Demonstrative Exploits

In addition to performance evaluation, this repository also contains a proof-of-concept (PoC) exploit and a real-world CVE exploit that we used to demonstrate Randezvous's security. The PoC exploit consists of a script scripts/exploit.sh representing an attacker and a vulnerable application in workspace/exploit. The CVE exploit consists of a script scripts/cve.sh representing an attacker and a benign application in workspace/cve that is linked against a vulnerable HAL library with CVE-2021-27421 (a cve version of the HAL library can be built by ./scripts/hal.sh cve). Both scripts take the same command-line argument formats as those used in performance evaluation.

Unlike in performance evaluation, here we use three configurations for both the PoC and CVE exploits:

• Baseline: Compile the application without any of our passes, denoted as baseline.
• Randomization plus XOM: Compile the application with only code/data layout randomization and XOM support, denoted as randxom.
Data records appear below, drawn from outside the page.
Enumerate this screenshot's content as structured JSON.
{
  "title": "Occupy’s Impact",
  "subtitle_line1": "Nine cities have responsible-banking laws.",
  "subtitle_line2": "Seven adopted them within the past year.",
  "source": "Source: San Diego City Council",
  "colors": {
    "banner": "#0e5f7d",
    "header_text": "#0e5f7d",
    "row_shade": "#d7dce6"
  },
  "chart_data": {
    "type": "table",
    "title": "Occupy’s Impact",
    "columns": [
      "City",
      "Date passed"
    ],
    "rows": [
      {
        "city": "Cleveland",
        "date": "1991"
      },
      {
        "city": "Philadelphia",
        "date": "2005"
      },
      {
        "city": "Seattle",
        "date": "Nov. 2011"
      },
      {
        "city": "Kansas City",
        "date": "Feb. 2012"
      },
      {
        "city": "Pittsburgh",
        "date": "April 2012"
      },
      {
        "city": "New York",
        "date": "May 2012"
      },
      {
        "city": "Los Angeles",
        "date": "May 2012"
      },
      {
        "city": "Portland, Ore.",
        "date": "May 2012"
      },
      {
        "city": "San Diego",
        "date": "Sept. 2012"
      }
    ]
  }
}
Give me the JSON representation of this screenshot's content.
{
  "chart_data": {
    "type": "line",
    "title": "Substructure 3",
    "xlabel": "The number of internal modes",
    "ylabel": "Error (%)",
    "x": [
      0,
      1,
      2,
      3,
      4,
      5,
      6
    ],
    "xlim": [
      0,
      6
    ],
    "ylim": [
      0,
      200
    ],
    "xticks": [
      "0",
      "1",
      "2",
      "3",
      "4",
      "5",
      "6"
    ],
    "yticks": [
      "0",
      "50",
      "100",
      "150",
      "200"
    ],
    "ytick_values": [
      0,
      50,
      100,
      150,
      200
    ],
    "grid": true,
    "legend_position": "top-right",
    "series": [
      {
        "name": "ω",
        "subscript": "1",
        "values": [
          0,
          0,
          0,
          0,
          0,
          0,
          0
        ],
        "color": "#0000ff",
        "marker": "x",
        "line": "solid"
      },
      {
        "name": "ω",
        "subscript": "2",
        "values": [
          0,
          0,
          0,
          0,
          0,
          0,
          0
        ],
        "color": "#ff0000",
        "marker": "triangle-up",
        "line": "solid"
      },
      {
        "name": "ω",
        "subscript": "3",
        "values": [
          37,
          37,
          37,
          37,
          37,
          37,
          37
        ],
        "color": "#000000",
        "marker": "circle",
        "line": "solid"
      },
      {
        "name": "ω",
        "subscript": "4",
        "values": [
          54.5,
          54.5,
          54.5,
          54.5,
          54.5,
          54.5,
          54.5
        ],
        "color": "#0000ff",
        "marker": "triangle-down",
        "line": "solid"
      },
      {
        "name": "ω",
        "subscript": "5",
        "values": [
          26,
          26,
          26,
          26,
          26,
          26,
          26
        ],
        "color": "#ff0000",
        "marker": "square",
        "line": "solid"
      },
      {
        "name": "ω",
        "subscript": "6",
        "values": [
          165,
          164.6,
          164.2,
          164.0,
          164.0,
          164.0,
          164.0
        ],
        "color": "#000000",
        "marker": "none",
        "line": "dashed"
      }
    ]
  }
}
As the entropy of randomization on MCU systems heavily depends on memory size, we picked three exemplary MCUs of different memory sizes, deriving three sub-configurations denoted as randxom-small, randxom-medium, and randxom-large.
• Randezvous: Compile the application with all the Randezvous passes on and all seeds set to zero, denoted as randezvous. Likewise, we derived three sub-configurations denoted as randezvous-small, randezvous-medium, and randezvous-large for the three different-sized MCUs.

For each (sub-)configuration, the PoC script will generate attack payloads using the best strategies for the attacker and keep sending payloads in a brute-forcing manner, while the CVE script will do the same except that attack payloads are generated using less efficient strategies. In order to keep the exploit running, both scripts will reboot the application each time before sending a new payload. For either the PoC or CVE exploit, you can compile the application and run the script to see how long the exploit takes to succeed for each case.